If you’ve spent any part of the last few months refreshing a Walmart cart page at 3:29 p.m. on a Tuesday, you’re not alone, and you’re probably still consoleless. Six months after launch, PS5 and Xbox Series X remain some of the hardest things to buy in tech, and the reason isn’t hype — it’s silicon.
The global chip shortage has been squeezing everything from cars to laptops since late last year, and consoles are caught right in the middle of it. Sony and Microsoft need leading-edge chips from the same foundries that automakers, PC makers and practically every other electronics company are also fighting over. Demand for next-gen consoles was already going to be brutal given how many people are stuck at home with disposable income and nowhere to spend it except online. Pair that with a supply chain that can’t keep up, and you get exactly what we’ve had all spring: a drought.
The restock pattern. Retailers like Walmart, Best Buy, Target and GameStop have settled into a rough rhythm of periodic restocks, but “rhythm” is generous — weeks can pass between drops, and there’s no fixed schedule. Walmart in particular has become known for dropping stock around 3:30 p.m. ET on a weekday, which has turned into a small ritual for anyone trying to buy one legitimately. The window to actually get a unit in your cart, survive checkout, and not get bounced by a site crash is often measured in seconds, not minutes, despite what “minutes” implies. Twitter bots and stock-tracker sites have become essential tools rather than novelties at this point.
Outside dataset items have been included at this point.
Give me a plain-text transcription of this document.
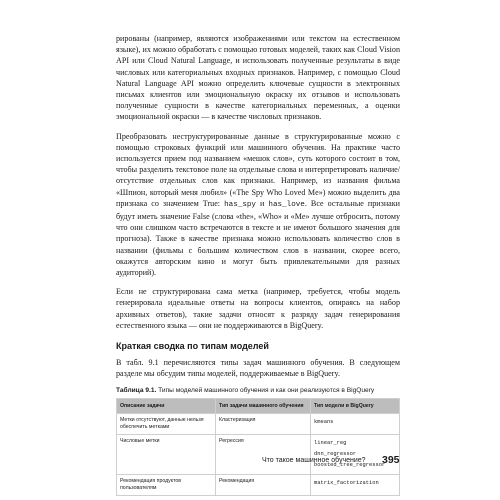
рированы (например, являются изображениями или текстом на естественном языке), их можно обработать с помощью готовых моделей, таких как Cloud Vision API или Cloud Natural Language, и использовать полученные результаты в виде числовых или категориальных входных признаков. Например, с помощью Cloud Natural Language API можно определить ключевые сущности в электронных письмах клиентов или эмоциональную окраску их отзывов и использовать полученные сущности в качестве категориальных переменных, а оценки эмоциональной окраски — в качестве числовых признаков.

Преобразовать неструктурированные данные в структурированные можно с помощью строковых функций или машинного обучения. На практике часто используется прием под названием «мешок слов», суть которого состоит в том, чтобы разделить текстовое поле на отдельные слова и интерпретировать наличие/отсутствие отдельных слов как признаки. Например, из названия фильма «Шпион, который меня любил» («The Spy Who Loved Me») можно выделить два признака со значением True: has_spy и has_love. Все остальные признаки будут иметь значение False (слова «the», «Who» и «Me» лучше отбросить, потому что они слишком часто встречаются в тексте и не имеют большого значения для прогноза). Также в качестве признака можно использовать количество слов в названии (фильмы с большим количеством слов в названии, скорее всего, окажутся авторским кино и могут быть привлекательными для разных аудиторий).

Если не структурирована сама метка (например, требуется, чтобы модель генерировала идеальные ответы на вопросы клиентов, опираясь на набор архивных ответов), такие задачи относят к разряду задач генерирования естественного языка — они не поддерживаются в BigQuery.

Краткая сводка по типам моделей

В табл. 9.1 перечисляются типы задач машинного обучения. В следующем разделе мы обсудим типы моделей, поддерживаемые в BigQuery.

Таблица 9.1. Типы моделей машинного обучения и как они реализуются в BigQuery
Описание задачи	Тип задачи машинного обучения	Тип модели в BigQuery
Метки отсутствуют, данные нельзя обеспечить метками	Кластеризация	kmeans

Числовые метки	Регрессия	linear_reg
dnn_regressor
boosted_tree_regressor

Рекомендация продуктов пользователям	Рекомендация	matrix_factorization
Что такое машинное обучение? 395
Scalpers are the other half of the story. Bots snap up huge chunks of each restock and flip units on resale marketplaces for two to three times MSRP. It’s a genuinely frustrating dynamic — you’ve got a $500 console that’s functionally a $1,000-1,500 purchase if you don’t want to play the restock game. Retailers have tried countermeasures like queue systems and invite-only purchase windows, with mixed results. Bots adapt fast.
What’s frustrating is that there’s no clean end in sight. This isn’t a marketing-driven shortage that eases once initial hype cools off — it’s a structural supply problem tied to global chip fabrication capacity, and that doesn’t turn around in a quarter. Anyone hoping restocks get easy by summer should probably temper expectations.
If you’re still hunting, the best advice remains unglamorous: follow a couple of reliable stock-tracking accounts, have your payment info saved somewhere fast, and expect to lose more attempts than you win. It’s not a great system, but for now it’s the only one we’ve got.